Combining in silico tools improves accuracy to identify variants of uncertain significance impacting splicing

To determine if combining one or more of these metrics could achieve greater accuracy than prioritization scores in isolation, we developed a consensus score for each variant which considered the region-specific thresholds for each tool (Supplementary Table S4). The score ranged from 0 to 8 and represented the number of tools for which a variant’s score exceeded the respective threshold. We observed that the consensus approach performed similarly to SpliceAI when assessed through the receiver operating characteristic AUC (Fig. 2; Supplementary Tables S2 and S3). The consensus approach (using a threshold of 4/8 algorithms supporting splicing disruption) also performed more similarly to SpliceAI than other strategies when measuring accuracy across sampling iterations (Fig. 2c), but was less frequently the best performing approach (Fig. 2d). Variability in model accuracy was consistently low across sampling iterations for all tools (Supplementary Table S5).

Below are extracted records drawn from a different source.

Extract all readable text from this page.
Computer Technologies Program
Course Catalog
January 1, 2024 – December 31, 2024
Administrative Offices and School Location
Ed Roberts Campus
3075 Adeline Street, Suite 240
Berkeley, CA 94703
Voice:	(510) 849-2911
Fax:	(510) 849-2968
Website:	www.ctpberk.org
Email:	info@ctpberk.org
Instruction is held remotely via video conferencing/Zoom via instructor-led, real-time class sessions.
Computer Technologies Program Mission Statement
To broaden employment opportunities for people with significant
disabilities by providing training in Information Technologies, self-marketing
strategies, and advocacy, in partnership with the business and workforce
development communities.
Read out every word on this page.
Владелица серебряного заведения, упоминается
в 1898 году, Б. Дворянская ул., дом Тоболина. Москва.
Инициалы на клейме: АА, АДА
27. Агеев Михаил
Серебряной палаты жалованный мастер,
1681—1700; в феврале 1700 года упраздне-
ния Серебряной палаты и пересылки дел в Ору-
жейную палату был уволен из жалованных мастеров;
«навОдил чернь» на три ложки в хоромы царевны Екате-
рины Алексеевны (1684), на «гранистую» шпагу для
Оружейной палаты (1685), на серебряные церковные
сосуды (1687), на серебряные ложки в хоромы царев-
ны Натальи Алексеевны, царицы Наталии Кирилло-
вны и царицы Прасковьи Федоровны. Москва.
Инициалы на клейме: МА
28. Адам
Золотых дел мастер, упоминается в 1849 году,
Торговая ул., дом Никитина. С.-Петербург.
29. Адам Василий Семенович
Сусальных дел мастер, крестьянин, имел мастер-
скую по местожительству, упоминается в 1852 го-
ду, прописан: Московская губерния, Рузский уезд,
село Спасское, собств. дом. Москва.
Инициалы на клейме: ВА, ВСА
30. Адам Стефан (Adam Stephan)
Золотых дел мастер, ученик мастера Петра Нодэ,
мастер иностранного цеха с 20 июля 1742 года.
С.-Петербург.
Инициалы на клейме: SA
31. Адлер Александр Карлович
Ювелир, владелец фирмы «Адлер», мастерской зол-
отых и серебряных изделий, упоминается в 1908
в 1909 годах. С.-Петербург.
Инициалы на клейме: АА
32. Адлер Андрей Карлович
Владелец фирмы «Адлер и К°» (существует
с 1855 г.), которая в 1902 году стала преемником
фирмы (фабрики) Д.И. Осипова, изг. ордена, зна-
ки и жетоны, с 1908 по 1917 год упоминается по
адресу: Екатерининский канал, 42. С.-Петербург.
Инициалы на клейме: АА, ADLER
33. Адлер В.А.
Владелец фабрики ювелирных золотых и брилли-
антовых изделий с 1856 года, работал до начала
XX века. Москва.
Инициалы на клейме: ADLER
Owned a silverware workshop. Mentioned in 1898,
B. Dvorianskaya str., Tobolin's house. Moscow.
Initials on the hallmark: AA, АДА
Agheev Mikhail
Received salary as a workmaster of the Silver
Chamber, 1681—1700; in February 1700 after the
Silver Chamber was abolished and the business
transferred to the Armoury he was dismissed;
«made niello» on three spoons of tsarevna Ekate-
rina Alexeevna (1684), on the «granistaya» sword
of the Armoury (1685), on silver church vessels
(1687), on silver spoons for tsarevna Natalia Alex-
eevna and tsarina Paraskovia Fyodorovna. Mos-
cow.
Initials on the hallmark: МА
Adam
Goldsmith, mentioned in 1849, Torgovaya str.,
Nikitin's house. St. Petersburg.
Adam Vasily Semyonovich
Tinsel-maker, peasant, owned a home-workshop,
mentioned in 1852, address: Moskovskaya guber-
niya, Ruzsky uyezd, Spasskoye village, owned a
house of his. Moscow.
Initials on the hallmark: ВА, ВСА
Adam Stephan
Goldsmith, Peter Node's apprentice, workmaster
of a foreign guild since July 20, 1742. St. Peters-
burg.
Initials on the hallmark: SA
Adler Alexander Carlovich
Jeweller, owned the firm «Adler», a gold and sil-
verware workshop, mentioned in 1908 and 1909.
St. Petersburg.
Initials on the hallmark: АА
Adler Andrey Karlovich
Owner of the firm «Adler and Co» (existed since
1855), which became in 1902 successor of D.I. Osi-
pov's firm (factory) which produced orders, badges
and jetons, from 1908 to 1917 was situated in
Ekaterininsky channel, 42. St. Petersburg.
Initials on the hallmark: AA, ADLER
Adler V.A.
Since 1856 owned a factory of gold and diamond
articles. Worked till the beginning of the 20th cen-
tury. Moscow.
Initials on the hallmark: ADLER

To understand if the relative scores from each algorithm could assist interpretation we developed a novel metric which incorporates weighted scores from the prioritization strategies. This analysis considered the actual score of the variant relative to the maximum score possible from each prediction algorithm (see “Methods”). Of note, the weighted approach considering scores from SpliceAI and a consensus approach performs better than these two approaches in isolation (Fig. 2b; Supplementary Table S3). Although not mutually exclusive and underpowered to detect significant statistical differences in the AUC from this combined analysis—due to marginal gains in accuracy and sample size—this demonstrates the potential utility of combined approaches utilizing combinations of scores to improve accuracy for the identification of variants impacting splicing.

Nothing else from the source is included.